Focus: Construct functions to model linear relationships from data sets and real scenarios; interpret slope and intercept.
Grade Level: 8
Subject Area: Mathematics (Functions • Expressions & Equations)
Total Unit Duration: 5 sessions (one week), 45–60 minutes per session
I. Introduction
This week students turn real situations into linear models. They will identify appropriate input and output variables with units, decide when a constant rate of change is reasonable, and construct functions of the form y = mx + b from descriptions, tables, and graphs. Students will interpret m and b in context, graph and label models, and evaluate the reasonableness of predictions (interpolation vs extrapolation).
Essential Questions
- When is a linear model appropriate for real data, and how do I know?
- How do I determine and interpret the rate of change (m) and initial value (b) from descriptions, tables, and graphs?
- How do I communicate a model clearly with units, equation, and labeled graph, and check if it makes sense?
II. Objectives and Standards
Learning Objectives — Students will be able to…
- From a context, define input (x) and output (y) with units, and decide whether a constant rate model is reasonable.
- Determine m and b from a description, table, two points, or a graph, then write a model y = mx + b and interpret both parameters.
- Graph the model, connect slope to unit rate, and explain why slope is constant on a line (similar triangles idea).
- Use the model to make predictions, identify a reasonable domain/range, and judge interpolation vs extrapolation.
Standards Alignment — CCSS Grade 8
- 8.F.4: Construct a function to model a linear relationship between two quantities. Determine the rate of change and initial value from a description, table, or graph; interpret them in context.

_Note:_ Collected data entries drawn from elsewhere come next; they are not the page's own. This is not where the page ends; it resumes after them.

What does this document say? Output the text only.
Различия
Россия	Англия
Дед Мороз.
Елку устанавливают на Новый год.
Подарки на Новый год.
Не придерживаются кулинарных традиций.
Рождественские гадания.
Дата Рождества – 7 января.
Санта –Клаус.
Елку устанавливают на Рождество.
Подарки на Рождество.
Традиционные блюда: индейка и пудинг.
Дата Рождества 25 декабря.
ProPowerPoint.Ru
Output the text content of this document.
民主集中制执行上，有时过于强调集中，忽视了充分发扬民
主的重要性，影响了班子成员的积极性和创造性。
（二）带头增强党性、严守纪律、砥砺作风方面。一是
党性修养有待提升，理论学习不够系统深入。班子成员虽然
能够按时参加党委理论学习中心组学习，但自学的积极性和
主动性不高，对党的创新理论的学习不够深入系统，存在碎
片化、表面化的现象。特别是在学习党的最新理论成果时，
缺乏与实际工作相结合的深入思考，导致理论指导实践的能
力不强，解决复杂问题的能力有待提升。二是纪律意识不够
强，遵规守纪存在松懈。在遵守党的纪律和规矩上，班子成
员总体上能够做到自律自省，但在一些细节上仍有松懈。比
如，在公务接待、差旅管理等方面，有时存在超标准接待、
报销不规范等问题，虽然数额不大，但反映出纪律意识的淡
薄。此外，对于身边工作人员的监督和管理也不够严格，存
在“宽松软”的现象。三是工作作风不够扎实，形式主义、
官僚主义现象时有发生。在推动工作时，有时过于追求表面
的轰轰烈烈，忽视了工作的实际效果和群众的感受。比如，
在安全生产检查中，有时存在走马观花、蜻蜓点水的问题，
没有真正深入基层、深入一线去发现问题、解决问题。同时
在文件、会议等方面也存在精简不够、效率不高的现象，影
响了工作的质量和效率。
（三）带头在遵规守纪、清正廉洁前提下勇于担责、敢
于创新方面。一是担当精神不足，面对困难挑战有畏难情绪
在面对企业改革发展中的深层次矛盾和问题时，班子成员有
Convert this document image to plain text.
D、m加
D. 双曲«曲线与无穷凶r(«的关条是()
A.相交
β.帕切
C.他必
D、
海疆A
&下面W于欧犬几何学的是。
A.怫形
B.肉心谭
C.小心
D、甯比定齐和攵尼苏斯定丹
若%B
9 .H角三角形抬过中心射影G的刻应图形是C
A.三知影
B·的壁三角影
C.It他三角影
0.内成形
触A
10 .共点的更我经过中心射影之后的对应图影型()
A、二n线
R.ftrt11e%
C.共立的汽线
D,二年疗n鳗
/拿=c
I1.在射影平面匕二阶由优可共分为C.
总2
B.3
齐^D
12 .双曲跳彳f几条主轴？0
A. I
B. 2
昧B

- 8.EE.5: Graph proportional relationships, interpreting the unit rate as slope; compare proportional relationships in different forms.
- 8.EE.6: Use similar triangles to explain constant slope and derive y = mx + b; write an equation for a line given slope and a point.
Success Criteria (student-friendly)
- I can name x and y with units and decide if a linear model fits.
- I can find m and b from data or a graph and write y = mx + b.
- I can say what m and b mean (for example, “$3 per mile” and “$5 start-up fee”).
- I can make a prediction and explain if it is interpolation or extrapolation and whether it is reasonable.